Remembrance and Revery
The pallid, placid moonlight transcends my starry vigil,
Sneaking through the trees, the branches, and every leaf,
Until it hits my heart of silent, subtle grief,
Pummeling and pinching it until it softly cleaves;
And that feeling, it returns and never ever leaves.
'Tis a childish fancy, which surges in my heart,
A pathetic fallacy, cursing, taunting, haunting, lost—
A felling that's as empty as this bleak and open frost,
A feeling that's as foolish as a fish within a net,
A feeling that I never can forget.
Her face was like the moonlight, as soft and pale—just as bleak.

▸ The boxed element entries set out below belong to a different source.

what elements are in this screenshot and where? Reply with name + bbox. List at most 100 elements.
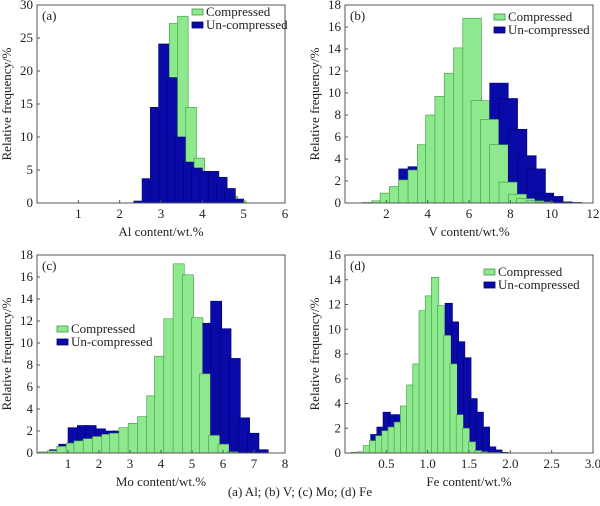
- x-tick-label: 5: [189, 456, 196, 471]
- y-tick-label: 14: [328, 272, 342, 287]
- y-tick-label: 6: [335, 371, 342, 386]
- y-tick-label: 18: [20, 247, 33, 262]
- y-tick-label: 0: [335, 445, 342, 460]
- y-tick-label: 18: [328, 0, 341, 12]
- x-tick-label: 7: [251, 456, 258, 471]
- x-tick-label: 3.0: [585, 456, 600, 471]
- x-tick-label: 8: [282, 456, 289, 471]
- x-tick-label: 4: [199, 206, 206, 221]
- legend-label: Un-compressed: [206, 17, 288, 32]
- legend-label: Compressed: [71, 321, 136, 336]
- figure-caption: (a) Al; (b) V; (c) Mo; (d) Fe: [227, 484, 373, 499]
- legend-swatch-uncompressed: [56, 338, 69, 346]
- y-axis-label: Relative frequency/%: [307, 47, 322, 160]
- y-tick-label: 0: [335, 195, 342, 210]
- y-tick-label: 14: [328, 41, 342, 56]
- panel-tag: (c): [42, 258, 56, 273]
- x-tick-label: 1.5: [461, 456, 477, 471]
- x-axis-label: Al content/wt.%: [118, 224, 203, 239]
- x-tick-label: 1: [75, 206, 82, 221]
- panel-tag: (b): [350, 8, 365, 23]
- x-tick-label: 8: [507, 206, 514, 221]
- legend-label: Compressed: [498, 264, 563, 279]
- panel-d: 0 2 4 6 8 10 12 14 16 0.5 1.0 1.5 2.0 2.5 3.0 Fe conten…: [307, 247, 600, 489]
- y-tick-label: 0: [27, 445, 34, 460]
- y-tick-label: 10: [328, 321, 341, 336]
- y-tick-label: 16: [328, 19, 342, 34]
- y-tick-label: 25: [20, 30, 33, 45]
- y-tick-label: 2: [335, 420, 342, 435]
- x-tick-label: 3: [127, 456, 134, 471]
- panel-a: 0 5 10 15 20 25 30 1 2 3 4 5 6 Al content/wt.% Relativ…: [0, 0, 289, 239]
- x-tick-label: 1.0: [420, 456, 436, 471]
- legend-swatch-compressed: [191, 8, 204, 16]
- y-tick-label: 8: [335, 107, 342, 122]
- x-tick-label: 2: [383, 206, 390, 221]
- x-tick-label: 2: [96, 456, 103, 471]
- x-tick-label: 1: [65, 456, 72, 471]
- legend-label: Compressed: [206, 4, 271, 19]
- y-tick-label: 12: [20, 313, 33, 328]
- legend-swatch-compressed: [483, 268, 496, 276]
- y-tick-label: 10: [20, 129, 33, 144]
- bar-uncompressed: [232, 198, 244, 204]
- y-tick-label: 15: [20, 96, 33, 111]
- y-tick-label: 10: [328, 85, 341, 100]
- x-tick-label: 12: [587, 206, 600, 221]
- panel-b: 0 2 4 6 8 10 12 14 16 18 2 4 6 8 10 12 V content/wt.% Rel…: [307, 0, 600, 239]
- y-tick-label: 12: [328, 63, 341, 78]
- y-tick-label: 4: [335, 396, 342, 411]
- x-tick-label: 4: [424, 206, 431, 221]
- x-tick-label: 3: [158, 206, 165, 221]
- x-tick-label: 2.0: [502, 456, 518, 471]
- panel-tag: (d): [350, 258, 365, 273]
- x-tick-label: 6: [282, 206, 289, 221]
- y-tick-label: 2: [27, 423, 34, 438]
- y-tick-label: 8: [335, 346, 342, 361]
- x-axis-label: Fe content/wt.%: [426, 474, 511, 489]
- y-tick-label: 2: [335, 173, 342, 188]
- legend-label: Un-compressed: [71, 334, 153, 349]
- x-tick-label: 0.5: [378, 456, 394, 471]
- y-tick-label: 5: [27, 162, 34, 177]
- y-tick-label: 4: [335, 151, 342, 166]
- y-tick-label: 30: [20, 0, 33, 12]
- y-tick-label: 8: [27, 357, 34, 372]
- x-tick-label: 2: [116, 206, 123, 221]
- x-tick-label: 6: [466, 206, 473, 221]
- y-axis-label: Relative frequency/%: [0, 47, 14, 160]
- y-tick-label: 16: [328, 247, 342, 262]
- y-tick-label: 4: [27, 401, 34, 416]
- legend-label: Un-compressed: [508, 22, 590, 37]
- legend-label: Compressed: [508, 9, 573, 24]
- legend-swatch-uncompressed: [483, 281, 496, 289]
- y-tick-label: 10: [20, 335, 33, 350]
- x-tick-label: 5: [240, 206, 247, 221]
- x-axis-label: Mo content/wt.%: [116, 474, 206, 489]
- x-tick-label: 4: [158, 456, 165, 471]
- x-tick-label: 6: [220, 456, 227, 471]
- y-axis-label: Relative frequency/%: [0, 297, 14, 410]
- y-tick-label: 12: [328, 297, 341, 312]
- y-tick-label: 20: [20, 63, 33, 78]
- y-tick-label: 6: [335, 129, 342, 144]
- y-tick-label: 16: [20, 269, 34, 284]
- y-tick-label: 0: [27, 195, 34, 210]
- panel-tag: (a): [42, 8, 56, 23]
- legend-swatch-uncompressed: [493, 26, 506, 34]
- legend-label: Un-compressed: [498, 277, 580, 292]
- x-tick-label: 10: [545, 206, 558, 221]
- x-axis-label: V content/wt.%: [428, 224, 510, 239]
- x-tick-label: 2.5: [544, 456, 560, 471]
- legend-swatch-compressed: [493, 13, 506, 21]
- y-axis-label: Relative frequency/%: [307, 297, 322, 410]
- legend-swatch-compressed: [56, 325, 69, 333]
- y-tick-label: 14: [20, 291, 34, 306]
- y-tick-label: 6: [27, 379, 34, 394]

Her eyes were like the shifting stars, as luminous and deep.
Her voice calmed like the crickets, though it often made me weep,
Yet I should have no regrets, for she was sweet and kind,
Giving as simple a response as I shall ever find.
But I cannot feel but lost, barren, and drowned,
And lost beneath the burning, luminous rays, I am bound.
And my own breathing as I sleep seems the only sound,
As it softly rises and sets, like this omnipresent pulse of living
Where so much hope and happiness is lost in giving.
Looking up one last time, as the branches rustle and hum,
I turn about upon my restless feet to hid away,
Dreaming in darkness until the break of day,
Reclusive in revery as my fingers play this prelude of my heart:
A brief beginning and a somber start.